• Activists spray colour on Balfour portrait at University of Cambridge
LONDON: Thousands of protesters marched in central London on Saturday to call for a ceasefire in Gaza amid ongoing bombardments by Israel. Regular marches protesting Israel’s aggression have seen dozens arrested. The march, from Hyde Park Corner to the US Embassy, was the fifth major demonstration of the year so far in the capital.
“We will continue to protest until a ceasefire is called, and until there is an end to all UK complicity with Israel’s decades long oppression of the Palestinian people,” march organiser Ben Jamal said ahead of the protest.
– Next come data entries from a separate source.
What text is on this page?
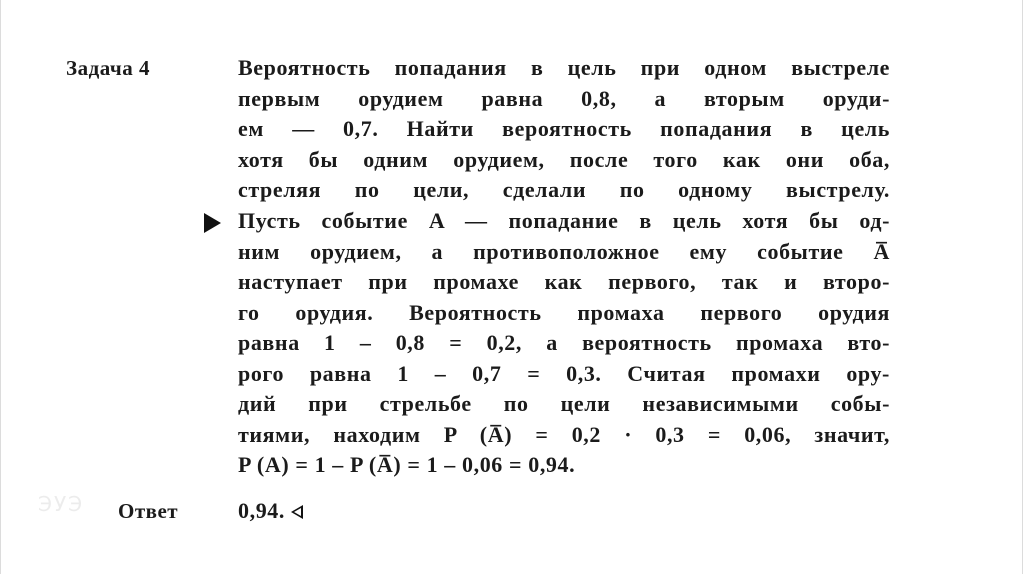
Задача 4	Вероятность попадания в цель при одном выстреле
первым орудием равна 0,8, а вторым оруди-
ем — 0,7. Найти вероятность попадания в цель
хотя бы одним орудием, после того как они оба,
стреляя по цели, сделали по одному выстрелу.
Пусть событие A — попадание в цель хотя бы од-
ним орудием, а противоположное ему событие A̅
наступает при промахе как первого, так и второ-
го орудия. Вероятность промаха первого орудия
равна 1 – 0,8 = 0,2, а вероятность промаха вто-
рого равна 1 – 0,7 = 0,3. Считая промахи ору-
дий при стрельбе по цели независимыми собы-
тиями, находим P (A̅) = 0,2 · 0,3 = 0,06, значит,
P (A) = 1 – P (A̅) = 1 – 0,06 = 0,94.
ЭУЭ Ответ	0,94.
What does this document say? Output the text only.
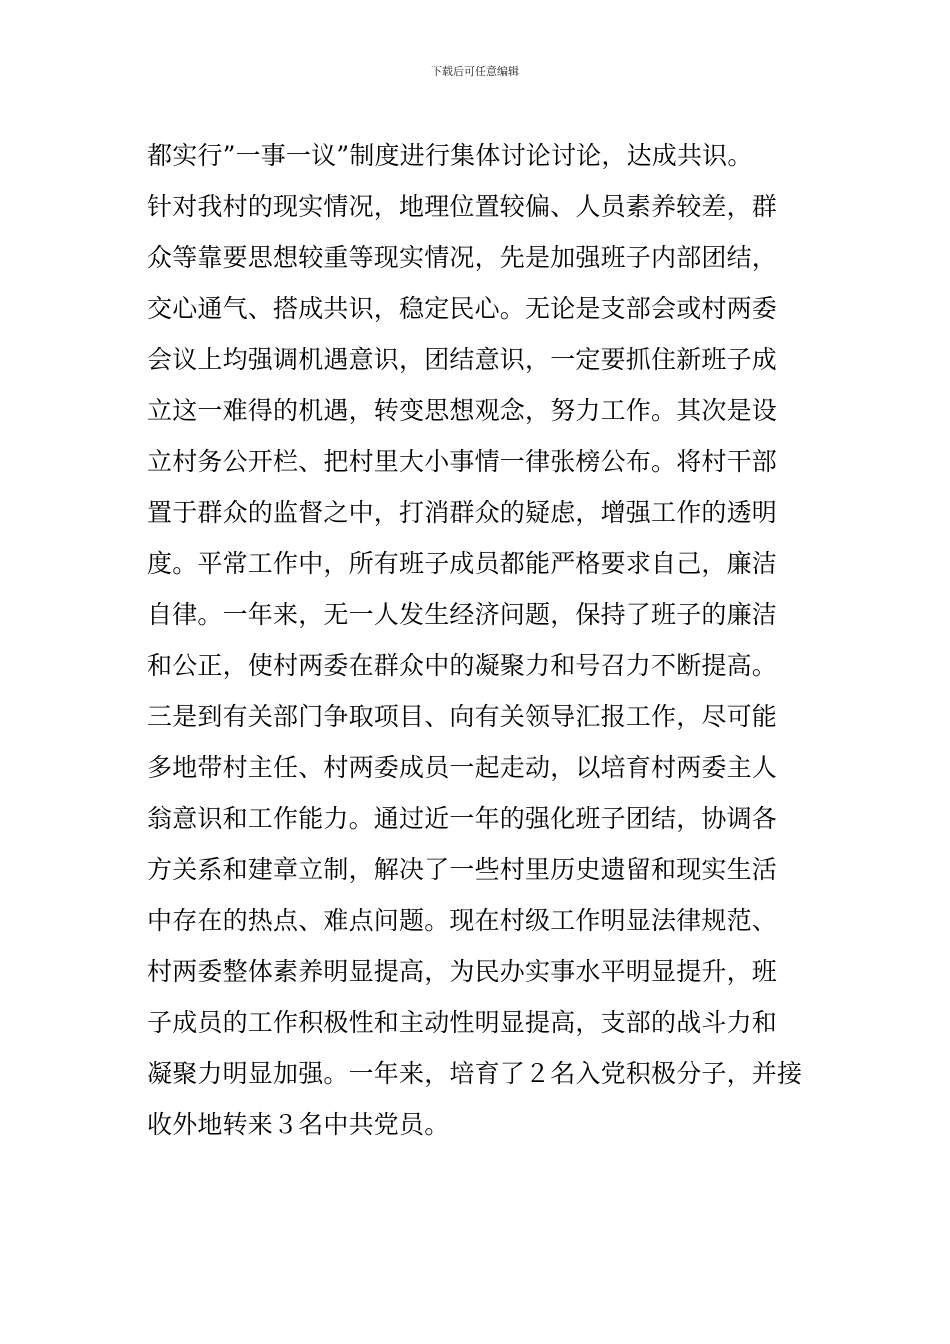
下载后可任意编辑
都实行”一事一议”制度进行集体讨论讨论，达成共识。
针对我村的现实情况，地理位置较偏、人员素养较差，群
众等靠要思想较重等现实情况，先是加强班子内部团结，
交心通气、搭成共识，稳定民心。无论是支部会或村两委
会议上均强调机遇意识，团结意识，一定要抓住新班子成
立这一难得的机遇，转变思想观念，努力工作。其次是设
立村务公开栏、把村里大小事情一律张榜公布。将村干部
置于群众的监督之中，打消群众的疑虑，增强工作的透明
度。平常工作中，所有班子成员都能严格要求自己，廉洁
自律。一年来，无一人发生经济问题，保持了班子的廉洁
和公正，使村两委在群众中的凝聚力和号召力不断提高。
三是到有关部门争取项目、向有关领导汇报工作，尽可能
多地带村主任、村两委成员一起走动，以培育村两委主人
翁意识和工作能力。通过近一年的强化班子团结，协调各
方关系和建章立制，解决了一些村里历史遗留和现实生活
中存在的热点、难点问题。现在村级工作明显法律规范、
村两委整体素养明显提高，为民办实事水平明显提升，班
子成员的工作积极性和主动性明显提高，支部的战斗力和
凝聚力明显加强。一年来，培育了２名入党积极分子，并接
收外地转来３名中共党员。
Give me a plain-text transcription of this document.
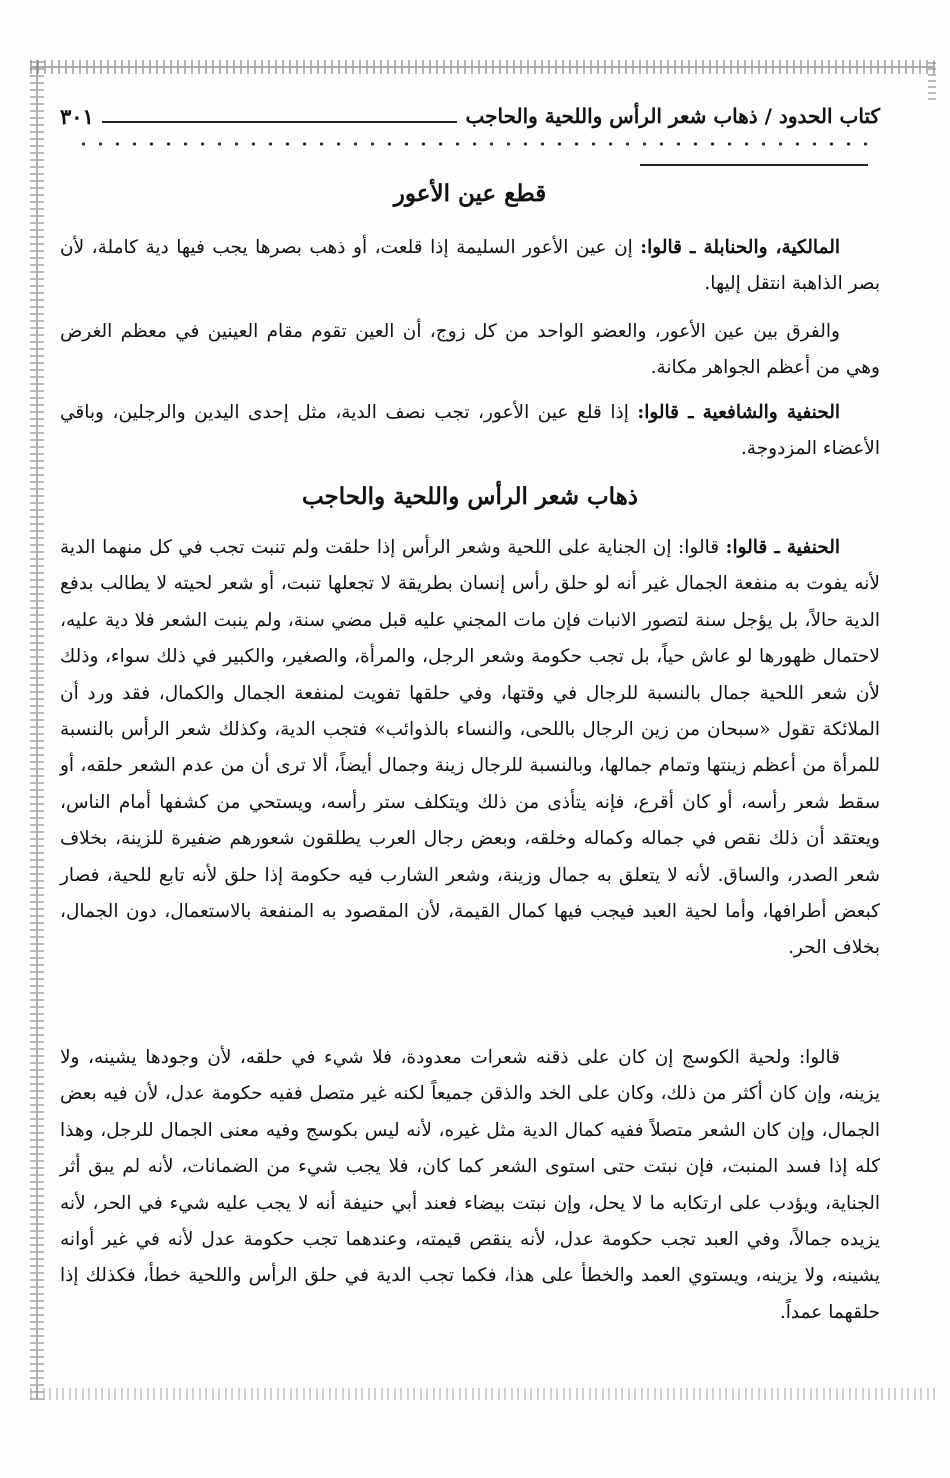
كتاب الحدود / ذهاب شعر الرأس واللحية والحاجب
٣٠١
قطع عين الأعور
المالكية، والحنابلة ـ قالوا: إن عين الأعور السليمة إذا قلعت، أو ذهب بصرها يجب فيها دية كاملة، لأن بصر الذاهبة انتقل إليها.
والفرق بين عين الأعور، والعضو الواحد من كل زوج، أن العين تقوم مقام العينين في معظم الغرض وهي من أعظم الجواهر مكانة.
الحنفية والشافعية ـ قالوا: إذا قلع عين الأعور، تجب نصف الدية، مثل إحدى اليدين والرجلين، وباقي الأعضاء المزدوجة.
ذهاب شعر الرأس واللحية والحاجب
الحنفية ـ قالوا: قالوا: إن الجناية على اللحية وشعر الرأس إذا حلقت ولم تنبت تجب في كل منهما الدية لأنه يفوت به منفعة الجمال غير أنه لو حلق رأس إنسان بطريقة لا تجعلها تنبت، أو شعر لحيته لا يطالب بدفع الدية حالاً، بل يؤجل سنة لتصور الانبات فإن مات المجني عليه قبل مضي سنة، ولم ينبت الشعر فلا دية عليه، لاحتمال ظهورها لو عاش حياً، بل تجب حكومة وشعر الرجل، والمرأة، والصغير، والكبير في ذلك سواء، وذلك لأن شعر اللحية جمال بالنسبة للرجال في وقتها، وفي حلقها تفويت لمنفعة الجمال والكمال، فقد ورد أن الملائكة تقول «سبحان من زين الرجال باللحى، والنساء بالذوائب» فتجب الدية، وكذلك شعر الرأس بالنسبة للمرأة من أعظم زينتها وتمام جمالها، وبالنسبة للرجال زينة وجمال أيضاً، ألا ترى أن من عدم الشعر حلقه، أو سقط شعر رأسه، أو كان أقرع، فإنه يتأذى من ذلك ويتكلف ستر رأسه، ويستحي من كشفها أمام الناس، ويعتقد أن ذلك نقص في جماله وكماله وخلقه، وبعض رجال العرب يطلقون شعورهم ضفيرة للزينة، بخلاف شعر الصدر، والساق. لأنه لا يتعلق به جمال وزينة، وشعر الشارب فيه حكومة إذا حلق لأنه تابع للحية، فصار كبعض أطرافها، وأما لحية العبد فيجب فيها كمال القيمة، لأن المقصود به المنفعة بالاستعمال، دون الجمال، بخلاف الحر.
قالوا: ولحية الكوسج إن كان على ذقنه شعرات معدودة، فلا شيء في حلقه، لأن وجودها يشينه، ولا يزينه، وإن كان أكثر من ذلك، وكان على الخد والذقن جميعاً لكنه غير متصل ففيه حكومة عدل، لأن فيه بعض الجمال، وإن كان الشعر متصلاً ففيه كمال الدية مثل غيره، لأنه ليس بكوسج وفيه معنى الجمال للرجل، وهذا كله إذا فسد المنبت، فإن نبتت حتى استوى الشعر كما كان، فلا يجب شيء من الضمانات، لأنه لم يبق أثر الجناية، ويؤدب على ارتكابه ما لا يحل، وإن نبتت بيضاء فعند أبي حنيفة أنه لا يجب عليه شيء في الحر، لأنه يزيده جمالاً، وفي العبد تجب حكومة عدل، لأنه ينقص قيمته، وعندهما تجب حكومة عدل لأنه في غير أوانه يشينه، ولا يزينه، ويستوي العمد والخطأ على هذا، فكما تجب الدية في حلق الرأس واللحية خطأ، فكذلك إذا حلقهما عمداً.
Itai Galmudy, the organiser of a counter-protest on Saturday, said pro-Palestine demonstrations had created “no-go zones for Jewish people” in the capital and “ballooned into anti-Israeli hate marches”.
“We will just not accept that Jews can’t go out in the street because somebody wants to protest,” he said. “We think it’s enough. We don’t want to live in fear and we will not accept it.” London’s Metropolitan Police have also criticised the protests, saying the cost of policing such events had reached 32.3 million ($41 million) since Oct 7.
Balfour portrait ‘ruined’
On Friday, a pro-Palestinian UK protest group said one of its activists had “ruined” a portrait on display of Arthur Balfour, the British politician whose declaration helped lead to Israel’s creation. Police confirmed officers had received an online report of criminal damage to a painting at the University of Cambridge’s Trinity College, in south-eastern England.
Palestine Action, which describes itself as a direct-action network of groups and individuals, posted video footage online of the activist spraying the artwork with red paint from a cannister and then slashing the surface of the framed painting multiple times.
The Balfour Declaration was a 67-word letter in 1917 from Britain’s then-foreign secretary to Lionel Rothschild, a prominent British Zionist, supporting the creation of a Jewish homeland in Palestine.
The document is credited with eventually helping to spur the creation of Israel in 1948, which also led to the displacement of around 750,000 Palestinians and decades of strife between the two communities.